Financièrement, le développement économique de la MLS est visible en premier par la valorisation des franchises. De nombreuses franchises dépassent la barre des 200 millions de dollars de valorisation, trois d’entre elles dépassent même la barre des 300 millions. Ce montant est expliqué par les infrastructures ultra-modernes, notamment les nouveaux stades dit « soccer-specific », des enceintes dédiées uniquement à la pratique du soccer. Lors de la création de la MLS, de nombreuses franchises utilisaient les infrastructures de la NFL pour jouer. Au fil des années, de plus en plus de franchises ont construit leur propre stade, des enceintes ultra-modernes, à la pointe de la technologie pour faire vivre la meilleure expérience de match possible à ses supporters. Même si l’affluence moyenne en MLS est sensiblement la même que celle de Ligue 1, le montant des droits TV étant beaucoup plus faible en MLS, la billetterie est essentielle dans les revenus de la MLS. En 2015, les revenus générés par la billetterie et le sponsoring représentaient 50% du chiffre d’affaires des franchises.

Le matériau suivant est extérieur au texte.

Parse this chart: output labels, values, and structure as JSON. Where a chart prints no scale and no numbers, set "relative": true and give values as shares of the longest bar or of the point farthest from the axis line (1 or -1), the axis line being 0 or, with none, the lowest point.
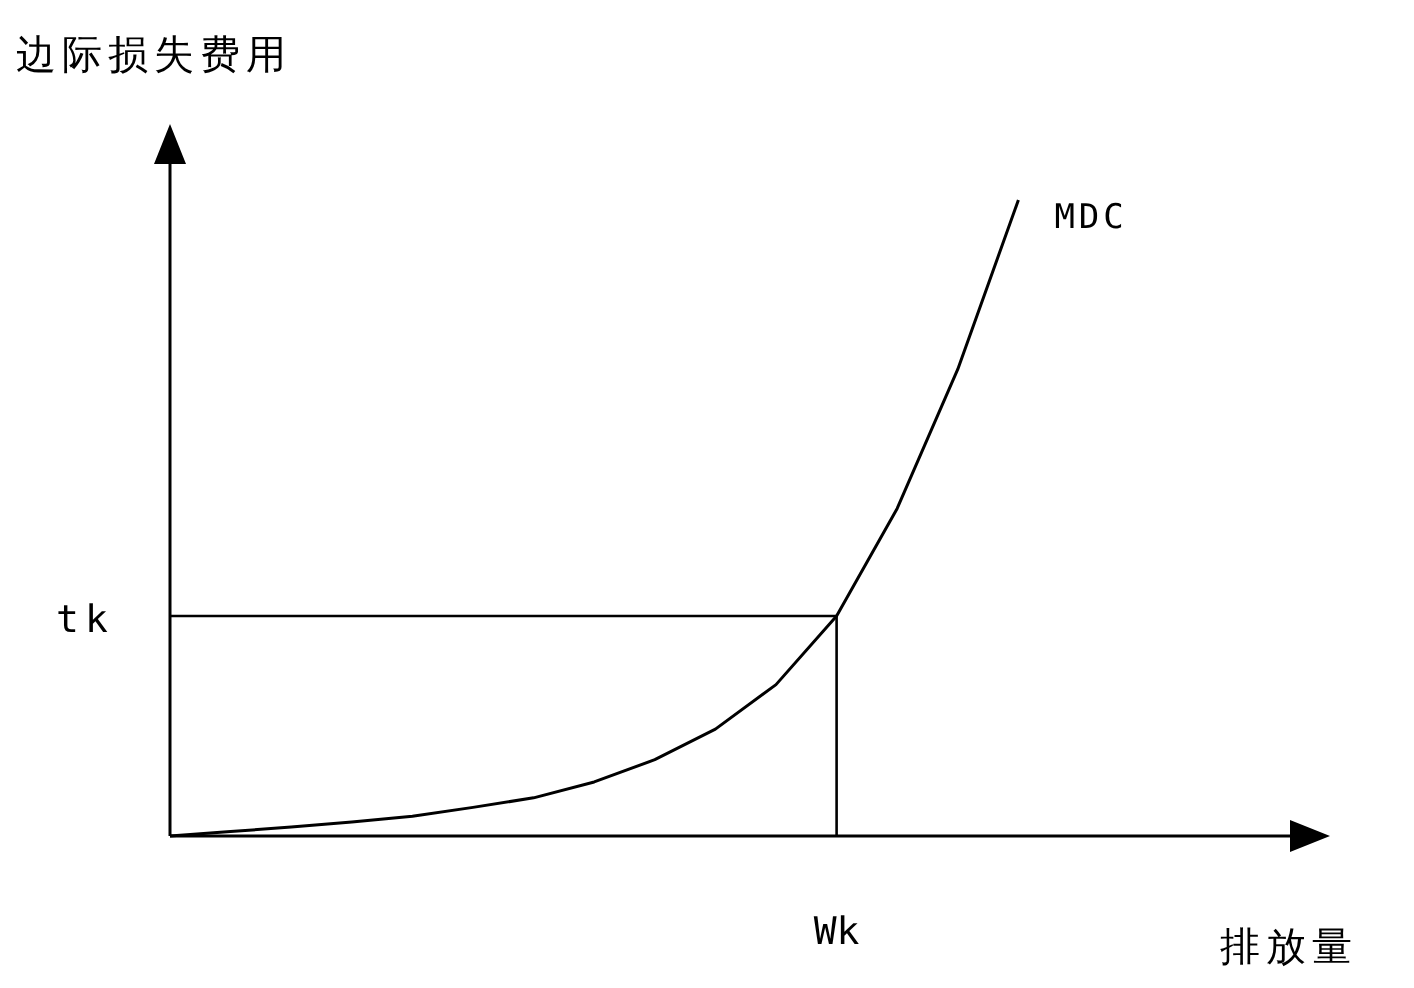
{
  "chart_data": {
    "type": "line",
    "relative": true,
    "xlabel": "排放量",
    "ylabel": "边际损失费用",
    "categories": [
      null,
      null,
      null,
      null,
      null,
      null,
      null,
      null,
      null,
      null,
      null,
      null,
      null,
      null,
      null
    ],
    "series": [
      {
        "name": "MDC",
        "color": "#000000",
        "values": [
          0,
          0.007,
          0.014,
          0.022,
          0.031,
          0.045,
          0.06,
          0.085,
          0.12,
          0.168,
          0.238,
          0.346,
          0.515,
          0.734,
          1
        ]
      }
    ],
    "ref_lines": [
      {
        "axis": "y",
        "value": 0.346,
        "label": "tk",
        "color": "#000000"
      }
    ],
    "annotations": [
      "Wk"
    ],
    "line_style": "solid"
  }
}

La valorisation des franchises est aussi un indicateur du développement rapide de la MLS. En 2008, la valorisation moyenne des franchises était de 37 millions de dollars, en 2018, elle était de 240 millions de dollars, soit une augmentation de 649% en dix ans. Durant cette même période, les revenus globaux des franchises sont passés de 166 millions de dollars à 763 millions de dollars, soit une augmentation de 460%. Avec cette forte augmentation, les franchises de MLS affichent un chiffre d’affaires proche des équipes moyennes de Ligue 1. Ce qui est encore plus intéressant, c’est que la plupart des franchises ont été créées il y a moins de dix ans, donc les nouveaux entrants dans la ligue poussent les franchises vers un développement économique rapide.

Les deux armes de Don Garber : revaloriser les droits TV et former des jeunes joueurs

Avec un contrat de 90 millions de dollars par an, sur la période 2015-2022, soit un contrat de 720 millions de dollars, les droits TV ne représentaient que 15% des revenus de la MLS en 2015. Ce montant reste infime comparé aux championnats européens et aux ligues majeures. La Premier League touche 2,7 milliards d’euros par saison et la Ligue 1 touche 1,153 milliard d’euros par saison. Aux Etats-Unis, la NBA empoche 2,7 milliards de dollars par saison et la NFL 7 milliards de dollars. Dans le cas de la MLS, une revalorisation des droits TV est primordiale. Aussi bien pour stabiliser économiquement les revenus de la ligue mais aussi pour augmenter le salary cap. Ce qui entraînera une hausse des salaires et permettra de proposer des contrats plus attractifs aux joueurs. Les négociations sont en cours entre la ligue et les diffuseurs des droits TV (ESPN, Fox Sports et Univision) pour une revalorisation record.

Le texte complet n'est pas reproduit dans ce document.